These are a just a few recent examples of how Lib Dem Peers voted on key issues that have either made people in our country poorer, undermined services or attacked people’s rights.
What gets Labour members’ goat is the way that Lib Dems don’t just share the pain but bear the brunt of the heavy lifting in the Coalition. They front up obnoxious proposals, argue them through and then even when one or two are let off the leash to speak their minds, 60 to 70 of them troop through the Government lobby – often, when many Tories have gone home reliant on their Pavlovian friends to deliver for them.
‘Rebellions’ by numbers
The turnout of Lib Dem Peers in the division lobbies since the election has been consistently higher than the Tory group in the Lords. With close votes it saves the Government, almost every time – critical in a session when we have had 24 votes where the majority has been fewer than 15.

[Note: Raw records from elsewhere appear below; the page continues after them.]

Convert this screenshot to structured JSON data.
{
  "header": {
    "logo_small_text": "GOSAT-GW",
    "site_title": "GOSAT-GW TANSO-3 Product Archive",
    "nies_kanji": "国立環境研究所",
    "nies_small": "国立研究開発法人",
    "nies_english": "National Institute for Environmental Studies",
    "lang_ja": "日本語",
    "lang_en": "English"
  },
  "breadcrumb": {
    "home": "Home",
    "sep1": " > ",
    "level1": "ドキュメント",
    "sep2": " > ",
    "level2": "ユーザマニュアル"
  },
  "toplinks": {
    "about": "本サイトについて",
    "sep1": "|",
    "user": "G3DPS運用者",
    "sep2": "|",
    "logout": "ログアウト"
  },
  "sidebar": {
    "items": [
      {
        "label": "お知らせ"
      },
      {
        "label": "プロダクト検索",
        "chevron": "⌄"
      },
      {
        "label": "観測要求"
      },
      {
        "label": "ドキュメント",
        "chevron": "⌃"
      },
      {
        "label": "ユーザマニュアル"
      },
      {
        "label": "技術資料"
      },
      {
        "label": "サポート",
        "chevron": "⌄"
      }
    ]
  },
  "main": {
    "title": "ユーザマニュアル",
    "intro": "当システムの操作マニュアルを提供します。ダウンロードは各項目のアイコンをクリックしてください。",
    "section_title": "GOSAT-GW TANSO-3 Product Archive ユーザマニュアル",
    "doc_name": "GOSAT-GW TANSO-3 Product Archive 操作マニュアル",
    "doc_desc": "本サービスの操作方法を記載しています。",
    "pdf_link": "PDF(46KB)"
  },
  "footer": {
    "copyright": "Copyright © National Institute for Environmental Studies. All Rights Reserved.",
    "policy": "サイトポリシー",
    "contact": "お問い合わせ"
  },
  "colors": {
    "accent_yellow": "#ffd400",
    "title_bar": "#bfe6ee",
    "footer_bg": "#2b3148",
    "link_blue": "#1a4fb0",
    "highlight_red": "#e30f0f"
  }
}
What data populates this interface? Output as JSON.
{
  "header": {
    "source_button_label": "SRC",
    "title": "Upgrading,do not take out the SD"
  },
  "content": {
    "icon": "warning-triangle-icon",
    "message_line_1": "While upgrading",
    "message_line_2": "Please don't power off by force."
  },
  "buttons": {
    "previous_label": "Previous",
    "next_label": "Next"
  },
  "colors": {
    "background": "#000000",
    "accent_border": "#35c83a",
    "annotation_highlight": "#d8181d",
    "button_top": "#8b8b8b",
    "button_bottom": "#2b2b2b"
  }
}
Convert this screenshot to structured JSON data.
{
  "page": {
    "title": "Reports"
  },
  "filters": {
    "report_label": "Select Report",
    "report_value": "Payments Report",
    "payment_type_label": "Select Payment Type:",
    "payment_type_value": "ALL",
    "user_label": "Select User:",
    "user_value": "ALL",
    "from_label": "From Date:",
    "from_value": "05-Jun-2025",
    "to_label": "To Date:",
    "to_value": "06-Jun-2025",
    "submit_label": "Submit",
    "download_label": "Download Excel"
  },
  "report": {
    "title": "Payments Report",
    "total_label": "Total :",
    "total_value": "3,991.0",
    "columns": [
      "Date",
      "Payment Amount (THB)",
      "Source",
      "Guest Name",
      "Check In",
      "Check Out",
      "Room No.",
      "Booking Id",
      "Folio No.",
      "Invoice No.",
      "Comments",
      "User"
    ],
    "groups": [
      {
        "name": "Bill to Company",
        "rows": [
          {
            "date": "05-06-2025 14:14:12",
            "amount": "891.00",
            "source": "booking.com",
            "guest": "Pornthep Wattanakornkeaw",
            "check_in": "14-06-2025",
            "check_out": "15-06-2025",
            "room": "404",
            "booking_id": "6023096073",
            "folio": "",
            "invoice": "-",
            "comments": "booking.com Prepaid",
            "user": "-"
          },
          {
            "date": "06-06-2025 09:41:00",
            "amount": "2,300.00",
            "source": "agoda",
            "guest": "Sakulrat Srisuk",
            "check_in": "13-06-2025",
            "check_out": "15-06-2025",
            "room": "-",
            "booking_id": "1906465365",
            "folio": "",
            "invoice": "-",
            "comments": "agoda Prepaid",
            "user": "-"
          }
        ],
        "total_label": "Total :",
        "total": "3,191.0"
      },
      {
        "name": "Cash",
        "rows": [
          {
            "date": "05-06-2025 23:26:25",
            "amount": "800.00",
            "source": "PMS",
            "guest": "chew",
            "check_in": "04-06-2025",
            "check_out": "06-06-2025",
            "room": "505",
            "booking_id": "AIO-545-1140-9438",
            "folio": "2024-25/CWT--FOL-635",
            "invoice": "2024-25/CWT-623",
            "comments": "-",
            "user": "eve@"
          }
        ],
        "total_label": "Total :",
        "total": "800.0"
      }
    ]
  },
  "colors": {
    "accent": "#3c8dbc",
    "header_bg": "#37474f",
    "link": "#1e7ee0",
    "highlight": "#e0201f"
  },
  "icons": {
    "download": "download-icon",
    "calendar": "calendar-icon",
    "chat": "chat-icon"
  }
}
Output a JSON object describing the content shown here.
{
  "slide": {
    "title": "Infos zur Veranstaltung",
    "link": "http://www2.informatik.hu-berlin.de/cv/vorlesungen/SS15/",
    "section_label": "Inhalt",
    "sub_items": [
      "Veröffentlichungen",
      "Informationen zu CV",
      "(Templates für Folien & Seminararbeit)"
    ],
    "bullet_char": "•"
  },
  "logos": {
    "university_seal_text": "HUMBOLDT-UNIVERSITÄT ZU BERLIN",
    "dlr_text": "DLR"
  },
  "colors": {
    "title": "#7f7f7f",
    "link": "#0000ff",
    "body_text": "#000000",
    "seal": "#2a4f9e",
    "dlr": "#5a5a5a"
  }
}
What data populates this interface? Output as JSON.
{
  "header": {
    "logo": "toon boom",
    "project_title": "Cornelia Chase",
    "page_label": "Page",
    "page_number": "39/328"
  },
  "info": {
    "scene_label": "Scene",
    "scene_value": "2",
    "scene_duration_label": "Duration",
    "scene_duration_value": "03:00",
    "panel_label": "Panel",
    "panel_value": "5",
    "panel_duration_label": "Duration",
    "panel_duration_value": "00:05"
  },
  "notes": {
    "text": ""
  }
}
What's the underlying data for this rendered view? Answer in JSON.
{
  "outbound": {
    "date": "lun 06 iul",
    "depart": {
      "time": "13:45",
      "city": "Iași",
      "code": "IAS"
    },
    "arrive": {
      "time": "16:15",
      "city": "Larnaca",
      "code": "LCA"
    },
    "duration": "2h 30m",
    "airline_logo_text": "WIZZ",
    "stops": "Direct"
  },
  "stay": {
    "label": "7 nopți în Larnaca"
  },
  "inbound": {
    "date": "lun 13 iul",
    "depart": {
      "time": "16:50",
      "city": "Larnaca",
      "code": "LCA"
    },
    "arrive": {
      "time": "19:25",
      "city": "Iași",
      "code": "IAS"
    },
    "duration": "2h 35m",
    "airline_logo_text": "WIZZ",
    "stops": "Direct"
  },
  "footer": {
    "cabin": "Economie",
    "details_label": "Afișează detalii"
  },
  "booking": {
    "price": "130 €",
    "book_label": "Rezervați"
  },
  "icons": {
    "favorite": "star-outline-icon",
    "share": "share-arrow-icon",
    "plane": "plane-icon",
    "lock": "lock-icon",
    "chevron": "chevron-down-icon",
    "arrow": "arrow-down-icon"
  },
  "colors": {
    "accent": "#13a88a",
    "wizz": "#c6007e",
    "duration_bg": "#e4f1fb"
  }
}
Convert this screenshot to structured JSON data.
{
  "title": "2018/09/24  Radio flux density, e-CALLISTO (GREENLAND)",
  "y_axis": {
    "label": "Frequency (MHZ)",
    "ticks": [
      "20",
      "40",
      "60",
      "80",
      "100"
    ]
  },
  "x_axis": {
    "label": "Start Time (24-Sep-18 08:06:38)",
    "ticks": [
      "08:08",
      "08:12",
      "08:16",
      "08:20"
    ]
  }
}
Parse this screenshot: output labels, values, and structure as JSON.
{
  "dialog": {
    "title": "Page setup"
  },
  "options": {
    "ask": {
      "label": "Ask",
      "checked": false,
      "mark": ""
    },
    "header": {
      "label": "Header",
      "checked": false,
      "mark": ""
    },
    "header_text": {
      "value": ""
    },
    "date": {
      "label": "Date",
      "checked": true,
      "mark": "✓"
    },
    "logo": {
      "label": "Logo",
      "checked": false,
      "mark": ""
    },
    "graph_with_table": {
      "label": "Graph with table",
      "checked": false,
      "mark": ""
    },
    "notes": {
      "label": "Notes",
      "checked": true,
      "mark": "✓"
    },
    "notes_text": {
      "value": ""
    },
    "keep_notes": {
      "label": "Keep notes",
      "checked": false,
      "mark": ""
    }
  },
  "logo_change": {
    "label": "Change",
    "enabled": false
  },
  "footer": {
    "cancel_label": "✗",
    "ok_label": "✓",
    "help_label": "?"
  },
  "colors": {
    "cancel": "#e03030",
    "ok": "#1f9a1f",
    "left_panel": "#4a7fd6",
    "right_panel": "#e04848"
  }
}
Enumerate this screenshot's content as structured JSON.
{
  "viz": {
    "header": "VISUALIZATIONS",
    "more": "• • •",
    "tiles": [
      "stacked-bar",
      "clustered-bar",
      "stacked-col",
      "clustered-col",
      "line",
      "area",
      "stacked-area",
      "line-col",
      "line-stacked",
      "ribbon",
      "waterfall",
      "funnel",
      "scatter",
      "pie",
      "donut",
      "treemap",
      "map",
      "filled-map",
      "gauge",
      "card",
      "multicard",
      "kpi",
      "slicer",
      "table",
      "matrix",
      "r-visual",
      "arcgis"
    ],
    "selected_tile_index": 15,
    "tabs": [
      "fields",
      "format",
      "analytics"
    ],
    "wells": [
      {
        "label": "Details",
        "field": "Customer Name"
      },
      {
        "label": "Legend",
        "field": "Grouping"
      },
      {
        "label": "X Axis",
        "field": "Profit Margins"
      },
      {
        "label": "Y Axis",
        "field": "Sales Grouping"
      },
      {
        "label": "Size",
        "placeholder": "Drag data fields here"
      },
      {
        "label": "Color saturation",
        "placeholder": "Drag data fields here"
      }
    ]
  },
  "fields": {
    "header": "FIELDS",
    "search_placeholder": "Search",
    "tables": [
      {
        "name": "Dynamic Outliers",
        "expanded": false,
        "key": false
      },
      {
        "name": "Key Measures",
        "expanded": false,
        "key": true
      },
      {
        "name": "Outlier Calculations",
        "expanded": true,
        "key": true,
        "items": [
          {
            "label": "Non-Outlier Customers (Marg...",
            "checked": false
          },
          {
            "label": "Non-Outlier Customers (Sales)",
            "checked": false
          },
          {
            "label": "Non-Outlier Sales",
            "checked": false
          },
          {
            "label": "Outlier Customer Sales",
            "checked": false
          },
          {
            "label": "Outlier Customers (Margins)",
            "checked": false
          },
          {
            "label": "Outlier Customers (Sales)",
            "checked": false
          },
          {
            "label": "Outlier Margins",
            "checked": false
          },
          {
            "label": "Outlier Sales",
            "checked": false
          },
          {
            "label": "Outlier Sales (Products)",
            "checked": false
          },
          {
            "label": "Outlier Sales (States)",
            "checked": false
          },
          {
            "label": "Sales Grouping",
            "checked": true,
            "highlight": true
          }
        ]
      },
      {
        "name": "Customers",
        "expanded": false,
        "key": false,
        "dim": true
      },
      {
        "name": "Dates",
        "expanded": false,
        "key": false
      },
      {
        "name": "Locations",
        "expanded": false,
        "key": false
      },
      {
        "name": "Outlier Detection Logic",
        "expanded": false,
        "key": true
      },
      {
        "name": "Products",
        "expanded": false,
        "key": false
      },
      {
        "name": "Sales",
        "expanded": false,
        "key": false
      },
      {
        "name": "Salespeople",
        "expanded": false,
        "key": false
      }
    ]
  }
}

Since May 2010, in raw numbers, the Tories have had 618 rebel votes and the Lib Dems 572. So, unsurprisingly then, 96 per cent of all Lib Dem votes cast in the Lords since May 2010 have been for the Coalition, That’s hardly a political group using their votes to change the Government’s course or acting as its conscience.
Sadly, the Lib Dems have lived up to my expectations. My two years of being Opposition Chief Whip have told me not to expect too much from them. They talk the talk okay, so much so that we decided to analyse how much they talk – and the upshot is they talk a lot. On the Health Bill for example, every fourth word was uttered by a Lib Dem. But they deliver very little.
My mother had a rather good expression for it. She would have said that they were “all mouth and no trousers”.
The dangerous thing is that all this does is feed a cynical attitude amongst the voters. They see yet another party promise much and deliver little. Worse perhaps in a party like the Lib Dems is the fact they then claim as they have many achievements most of which have come from the official opposition – the Labour Party.
But if there is one thing that cheers me it is the attitude of the voters. They know that they have been conned once by them and I think they are in an unforgiving mood. Clegg has lost his ‘I agree with Nick’ moment and the voters are seeing Labour as the only radical and credible voice.